Notes from the Hinterland (1)
Dear All,
I'll be the first to admit, this email is long overdue. For those of you who I had promised frequent updates about life in the dirty dirty south, I apologize; communication up until this point has been virtually nonexistent except for the few of you I've spoken to on the phone. If you got this email by accident, or don't want to receive further delta updates, just email me back and let me know.
For those of you who need to be caught up, I am living in a small town called Helena on the Mississippi River in the northern Mississippi Delta. I am, if you can believe it, a middle school teacher here. When I tell you my town is small, I mean what I say - Helena is home just over 6,000 people, and living here makes it seem even smaller. I see my students at the Wal-Mart and make them practice their times tables in line. They follow me around to see what I buy. The check out girls will often ask me "How did you like that DVD you bought three weeks ago," at which point I pray that they aren't talking about the Sex in the City DVD I bought for a friend that one time. (You never know who knows who here. And everybody here knows who I am because I don't belong.)
Just to give you an idea of how isolated I am here, I can drive 3 miles outside of Helena in any direction and be in farmland - cotton, soybean, or the occassional sunflower field (for quail hunting, mainly). Directions to a local juke joint in Marigold, Mississippi according to the man at the grocery store were as follows:
"It'll be cotton / soy / cotton / soy / cotton / soy. Then, all of a sudden, there'll be corn! When you see the corn, take a right and look for Christmas lights."
These were much more detailed than the directions I had received earlier that day to the same juke joint:
"Drive for about an hour towards Marigold, but turn right into a driveway before you get to Marigold. Then listen for noise."
Po' Monkey's - the juke joint in question - is a suspended wooden shack in the middle of a cotton field off of "Highway" 1. The ceilings are reinforced with garbage bags. The floorboards feel like they could collapse beneath your feet. The walls are decorated with drawer liner, stuffed animals (covered in plastic, oddly) old polaroids, and plastic Bud Lite banners. The "bar" consists of a fridge full of domestic beer and a giant jar of pickles. While Po' Monkey's is one of the original delta juke joints, it doesn't get too much action any more. But every once in a while, someone will be passing through - B. B. King for example - and will decide to stop in and play a set.
I have officially become a small town girl - a schoolteacher in a small town nonetheless. I am no longer Ravina, I am Ms. Daphtary. Most of my students live within walking distance of my house. I know every teller at the bank. My landlord's mother-in-law brings me venison meatballs on Sunday evenings, and his brother tends to my circuit breakers when necessary. I recently served as a judge at our town's annual Barbecue cookoff (which was an honor - Helena folks take their barbecue very seriously). The only entertainment I have access to is a blues club 35 minutes away, the casino, or Central High School football games. And yes, I buy clothes at Wal-Mart.

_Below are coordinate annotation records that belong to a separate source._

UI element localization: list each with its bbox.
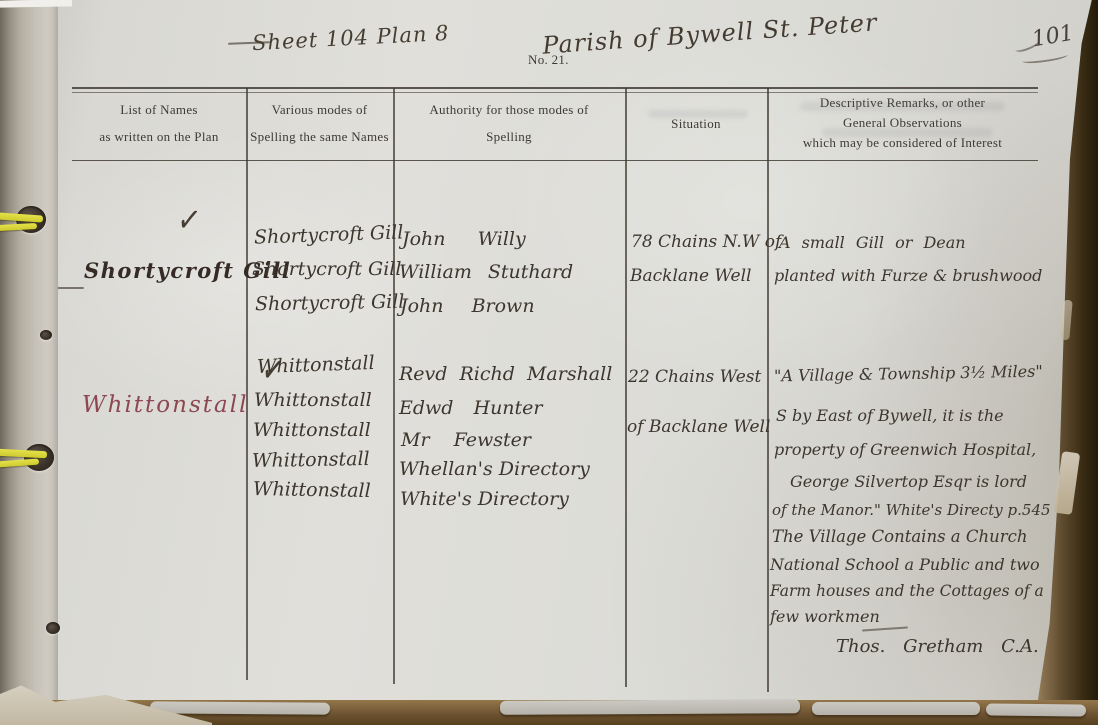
spelling-row2-5: Whittonstall (253, 480, 371, 501)
column-divider-1 (246, 88, 248, 680)
workmen-strike-mark (862, 626, 908, 631)
bleedthrough-smudge (800, 102, 1005, 111)
column-divider-4 (767, 88, 769, 692)
page-top-edge (0, 0, 72, 8)
column-header-situation: Situation (625, 117, 767, 130)
spelling-row2-4: Whittonstall (252, 450, 370, 471)
column-header-names-line1: List of Names (72, 103, 246, 116)
remarks-row2-line7: National School a Public and two (770, 557, 1040, 573)
punch-hole-small (46, 622, 60, 634)
column-header-spelling-modes: Various modes of Spelling the same Names (246, 103, 393, 143)
remarks-row2-line4: George Silvertop Esqr is lord (790, 474, 1027, 490)
authority-row2-2: Edwd Hunter (399, 399, 543, 418)
table-rule-top-thin (72, 92, 1038, 93)
spelling-row2-1: Whittonstall (257, 354, 375, 377)
remarks-row2-line9: few workmen (770, 609, 880, 625)
examiner-signature: Thos. Gretham C.A. (836, 638, 1039, 656)
authority-row2-5: White's Directory (400, 490, 569, 509)
remarks-row2-line3: property of Greenwich Hospital, (774, 442, 1036, 458)
situation-row2-line1: 22 Chains West (628, 369, 761, 386)
spelling-row1-3: Shortycroft Gill (255, 293, 405, 315)
situation-row2-line2: of Backlane Well (627, 419, 770, 436)
spelling-row1-1: Shortycroft Gill (254, 223, 404, 247)
remarks-row2-line2: S by East of Bywell, it is the (776, 408, 1004, 424)
remarks-row2-line6: The Village Contains a Church (772, 529, 1028, 546)
authority-row1-3: John Brown (400, 297, 535, 316)
authority-row2-4: Whellan's Directory (399, 460, 590, 479)
remarks-row2-line5: of the Manor." White's Directy p.545 (772, 503, 1051, 518)
remarks-row1-line2: planted with Furze & brushwood (774, 268, 1042, 284)
bleedthrough-smudge (822, 128, 992, 137)
authority-row2-1: Revd Richd Marshall (399, 365, 612, 384)
table-rule-header-bottom (72, 160, 1038, 161)
page-number-underline (1022, 51, 1069, 65)
spelling-row1-2: Shortycroft Gill (252, 260, 401, 279)
page-number: 101 (1030, 23, 1075, 52)
parish-title: Parish of Bywell St. Peter (542, 10, 879, 57)
spelling-row2-3: Whittonstall (253, 421, 371, 440)
column-divider-2 (393, 88, 395, 684)
under-page-edge (500, 699, 800, 715)
name-book-page-scan: Sheet 104 Plan 8 No. 21. Parish of Bywel… (0, 0, 1098, 725)
remarks-row2-line8: Farm houses and the Cottages of a (770, 584, 1044, 600)
under-page-edge (150, 701, 330, 714)
remarks-row2-line1: "A Village & Township 3½ Miles" (774, 364, 1043, 385)
situation-row1-line2: Backlane Well (630, 268, 751, 285)
table-rule-top-thick (72, 87, 1038, 89)
authority-row2-3: Mr Fewster (401, 431, 531, 450)
column-header-spelling-line2: Spelling the same Names (246, 130, 393, 143)
under-page-edge (812, 702, 980, 715)
column-header-spelling-line1: Various modes of (246, 103, 393, 116)
bleedthrough-smudge (648, 110, 748, 118)
binding-strip (0, 0, 58, 725)
checkmark-row1: ✓ (175, 202, 203, 240)
column-header-situation-line1: Situation (625, 117, 767, 130)
sheet-plan-label: Sheet 104 Plan 8 (252, 23, 450, 54)
authority-row1-1: John Willy (402, 230, 526, 249)
spelling-row2-2: Whittonstall (254, 391, 372, 410)
under-page-edge (986, 703, 1086, 716)
column-header-authority: Authority for those modes of Spelling (393, 103, 625, 143)
column-header-names-line2: as written on the Plan (72, 130, 246, 143)
remarks-row1-line1: A small Gill or Dean (779, 235, 966, 251)
column-header-authority-line2: Spelling (393, 130, 625, 143)
column-header-authority-line1: Authority for those modes of (393, 103, 625, 116)
column-divider-3 (625, 88, 627, 687)
punch-hole-small (40, 330, 52, 340)
situation-row1-line1: 78 Chains N.W of (631, 234, 781, 251)
column-header-remarks-line3: which may be considered of Interest (767, 136, 1038, 149)
column-header-names: List of Names as written on the Plan (72, 103, 246, 143)
authority-row1-2: William Stuthard (399, 263, 573, 282)
plan-name-row2: Whittonstall (82, 394, 248, 417)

Nonetheless, I am learning a lot by living here. The people here are perhaps the nicest and simultaneously the most racist people I have ever met in my life. Oddly, the white population has accepted me as an honorary honkie, and I do not have to deal as openly with all of the issues that face my black counterparts. Most people just think I'm mixed. Some think I'm "Exican" (the "M" on the sign for the Mexican restaurant in town has falled off, so many of my students are confused about the actual name of the nationality). There is a substantial white population in Helena, but you would never know it if you looked at the public schools here. The middle school where I work has exactly six white students. The high school has even fewer. The white kids live in the hills where all of the nice houses are, and they attend private schools and church schools. It makes me feel slightly uncomfortable seeing so many white people (especially white children) at the Wal-Mart, because it is the only time during the week that I see a substantial number of them in one place here. Odd especially because my school in Philadelphia was almost entirely white.

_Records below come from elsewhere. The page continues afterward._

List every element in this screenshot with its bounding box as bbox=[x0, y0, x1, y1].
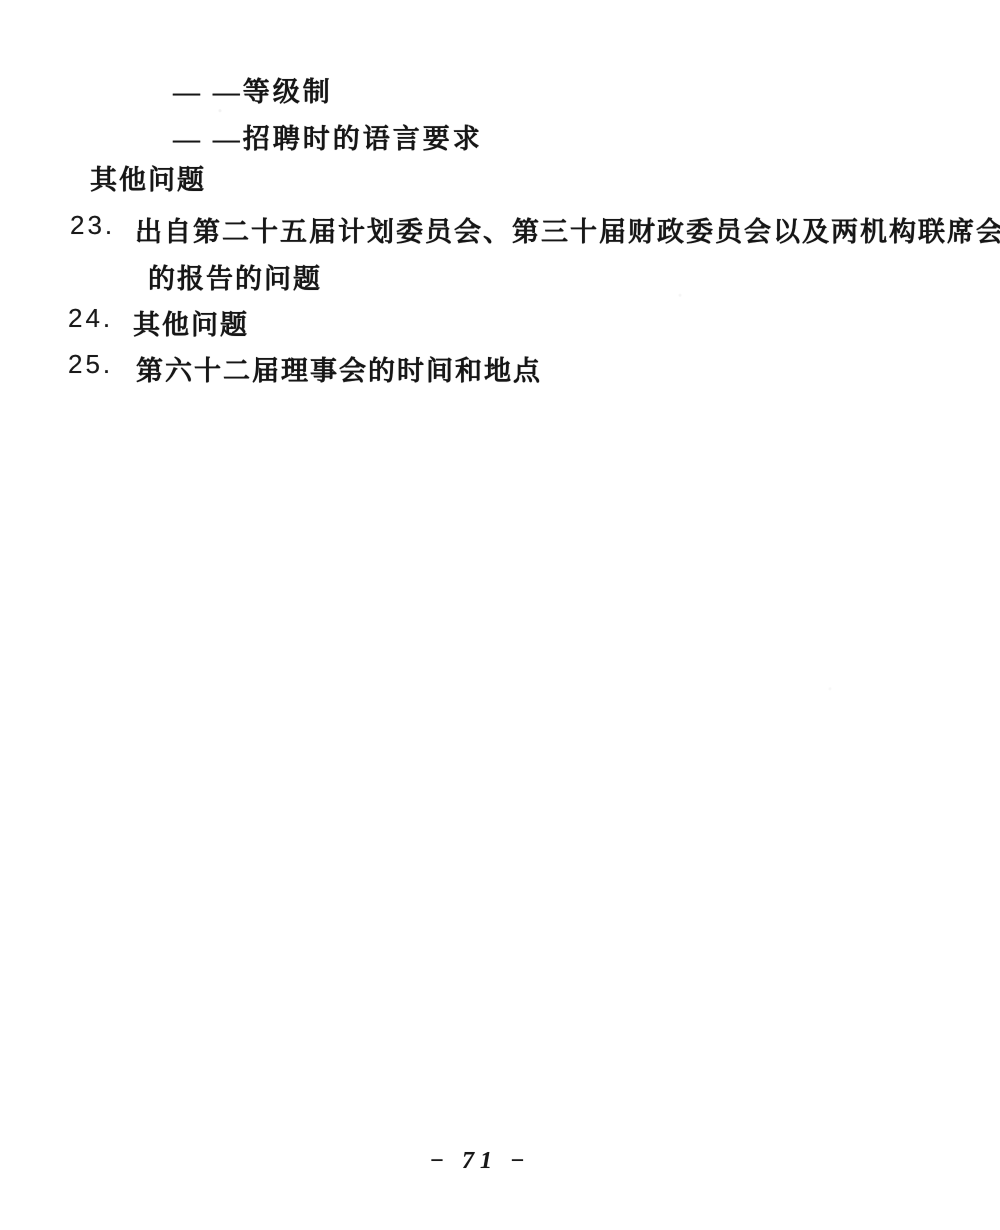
item-23-text-line2: 的报告的问题 bbox=[148, 257, 322, 296]
item-23-text-line1: 出自第二十五届计划委员会、第三十届财政委员会以及两机构联席会议 bbox=[135, 210, 1000, 249]
scanned-page: — —等级制 — —招聘时的语言要求 其他问题 23. 出自第二十五届计划委员会… bbox=[0, 0, 1000, 1230]
item-24-number: 24. bbox=[68, 303, 113, 334]
section-heading-other-matters: 其他问题 bbox=[90, 158, 206, 197]
item-23-number: 23. bbox=[70, 210, 115, 241]
item-25-number: 25. bbox=[68, 349, 113, 380]
item-24-text: 其他问题 bbox=[133, 303, 249, 342]
item-25-text: 第六十二届理事会的时间和地点 bbox=[136, 349, 542, 388]
sub-item-grade-system: — —等级制 bbox=[173, 70, 333, 109]
page-number: − 71 − bbox=[0, 1148, 960, 1175]
sub-item-language-requirements: — —招聘时的语言要求 bbox=[173, 117, 483, 156]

I live in big old house on a hill that literally divides the white neighborhood and the black neighborhood in downtown Helena. No one with money really lives around here - my house is one of the few that is not on the verge of collapse. I drive Tevin Randall, a 7th grader, home every day and am amazed to find his house still standing when I pull in. I was sure after the hurricanes hit - Katrina and Rita - that the wind would have blown some of my kids' houses away, but I find myself continuously surprised here at the resilience of everything here. People and things that should have collapsed decades ago seem to still be functioning. The poorest kids live in the projects on the other side of the levy just near the river, about four blocks from my house. The regular poor kids live in my neighborhood. Nearly everyone at my school is poor - it's just a question of how poor.
I'm not sure exactly how I should end this; I am in an odd mood this week. My kids are so smart. My kids are so smart and they don't have telephones. They don't have stables houses. Parents. Clean clothes. Rides to school. Decent meals. Healthcare. Access to a library. I still don't know how they do it.
A quote - from off the bathroom stall at Ground Zero Blues Club in Clarksdale, Mississippi:
"The Mississippi Delta: where cotton is king, corn liquor is queen. Every night is Saturday night, everyday is payday. Two vacations a year - 6 months a piece. The richest land, and the poorest people."